In September 2020, the Company’s board of directors and shareholders approved a certificate of amendment to the amended and restated certificate of incorporation to effect a reverse split of shares of the Company’s common stock on a 7.9-for-one basis (the “Reverse Stock Split”) effective as of September 8, 2020. The number of authorized shares and the par values of the common stock and redeemable convertible preferred stock were not adjusted as a result of the Reverse Stock Split. In connection with the Reverse Stock Split, the conversion ratio for the Company’s outstanding redeemable convertible preferred stock was proportionately adjusted such that the common stock issuable upon conversion of such preferred stock was decreased in proportion to the Reverse Stock Split. All references to common stock and options to purchase common stock share data, per share data and related information contained in these condensed financial statements have been retrospectively adjusted to reflect the effect of the Reverse Stock Split for all periods presented.

Liquidity

Since inception, the Company has incurred net losses and negative cash flows from operations. During the six months ended June 30, 2021 and 2020, the Company incurred a net loss of $60.2 million and $47.2 million, respectively. As of June 30, 2021, the Company had an accumulated deficit of $554.3 million.
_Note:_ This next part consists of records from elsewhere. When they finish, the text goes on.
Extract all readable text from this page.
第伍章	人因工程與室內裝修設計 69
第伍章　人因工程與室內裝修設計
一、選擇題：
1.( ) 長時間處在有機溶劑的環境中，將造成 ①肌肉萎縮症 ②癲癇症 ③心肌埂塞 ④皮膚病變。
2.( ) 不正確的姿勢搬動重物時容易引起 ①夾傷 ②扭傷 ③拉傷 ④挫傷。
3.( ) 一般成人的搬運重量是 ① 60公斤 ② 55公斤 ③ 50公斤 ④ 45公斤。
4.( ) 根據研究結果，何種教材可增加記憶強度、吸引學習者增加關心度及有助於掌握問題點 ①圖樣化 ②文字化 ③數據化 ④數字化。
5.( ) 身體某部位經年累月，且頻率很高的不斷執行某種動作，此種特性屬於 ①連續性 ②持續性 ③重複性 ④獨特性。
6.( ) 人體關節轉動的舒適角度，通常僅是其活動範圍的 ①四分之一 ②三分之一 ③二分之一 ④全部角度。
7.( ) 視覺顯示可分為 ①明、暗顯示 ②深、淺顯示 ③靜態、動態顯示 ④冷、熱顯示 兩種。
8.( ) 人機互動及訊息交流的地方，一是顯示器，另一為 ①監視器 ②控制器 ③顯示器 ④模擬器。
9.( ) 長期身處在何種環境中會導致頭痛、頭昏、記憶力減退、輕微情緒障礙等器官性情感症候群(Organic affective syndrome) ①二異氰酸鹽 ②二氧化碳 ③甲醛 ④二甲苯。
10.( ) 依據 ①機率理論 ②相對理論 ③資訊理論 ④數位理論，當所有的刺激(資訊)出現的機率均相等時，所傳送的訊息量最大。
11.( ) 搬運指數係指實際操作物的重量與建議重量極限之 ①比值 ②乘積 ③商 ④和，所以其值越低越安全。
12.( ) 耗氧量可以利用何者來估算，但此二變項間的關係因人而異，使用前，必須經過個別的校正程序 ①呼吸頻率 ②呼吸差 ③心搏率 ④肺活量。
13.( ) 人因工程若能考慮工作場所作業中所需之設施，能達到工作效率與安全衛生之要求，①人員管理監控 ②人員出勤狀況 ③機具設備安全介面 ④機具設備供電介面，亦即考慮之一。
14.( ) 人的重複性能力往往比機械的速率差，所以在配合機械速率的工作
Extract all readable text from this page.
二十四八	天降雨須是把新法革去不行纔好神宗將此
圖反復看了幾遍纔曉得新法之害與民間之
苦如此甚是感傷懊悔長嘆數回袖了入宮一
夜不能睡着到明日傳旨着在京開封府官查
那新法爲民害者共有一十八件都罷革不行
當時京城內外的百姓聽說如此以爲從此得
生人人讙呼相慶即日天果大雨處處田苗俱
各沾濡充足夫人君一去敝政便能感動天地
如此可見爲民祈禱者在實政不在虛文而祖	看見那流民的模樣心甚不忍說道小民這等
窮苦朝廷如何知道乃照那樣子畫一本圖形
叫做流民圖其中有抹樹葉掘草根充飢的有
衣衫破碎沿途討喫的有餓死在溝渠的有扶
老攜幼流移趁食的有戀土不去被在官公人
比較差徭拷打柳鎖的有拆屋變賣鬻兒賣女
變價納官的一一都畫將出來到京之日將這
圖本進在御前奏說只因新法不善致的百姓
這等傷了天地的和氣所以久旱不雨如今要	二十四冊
As of June 30, 2021, the Company had cash, cash equivalents and short-term investments of $396.2 million, which are available to fund future operations, and restricted cash of $33.3 million, for a total cash, cash equivalents, restricted cash and short-term investments balance of $429.5 million. Management expects to continue to incur significant expenses for the foreseeable future and to incur operating losses in the near term while the Company makes investments to support its anticipated growth. Management believes that the Company’s existing cash, cash equivalents and short-term investments, which include the proceeds from the IPO and the follow-on public offering, and cash generated from revenues from its products and services, will be sufficient to meet its anticipated needs for at least the next 12 months from the issuance date of the accompanying condensed financial statements.

Basis of Presentation

The accompanying condensed financial statements are unaudited and have been prepared in accordance with U.S. generally accepted accounting principles (“U.S. GAAP”) and on the same basis as the annual financial statements and, in the opinion of management, reflect all adjustments, which include only normal recurring adjustments, that are necessary for the fair statement of the Company’s financial position, results of operations, comprehensive loss and cash flows for the interim periods presented. The financial data and the other financial information disclosed in these notes to the condensed financial statements related to the three-and six-month period are also unaudited. The results of operations for the three and six months ended June 30, 2021 are not necessarily indicative of the results of operations to be anticipated for any other future annual or interim period. The condensed balance sheet as of December 31, 2020 included herein was derived from the audited financial statements as of that date.

These unaudited condensed financial statements should be read in conjunction with the Company’s audited financial statements and related notes for the year ended December 31, 2020, which are included in the Annual Report on Form 10-K for the fiscal year ended December 31, 2020 filed with SEC on March 22, 2021 (“2020 Annual Report”).

All share amounts disclosed in the notes to the condensed financial statements are rounded to the nearest thousand except for per share data.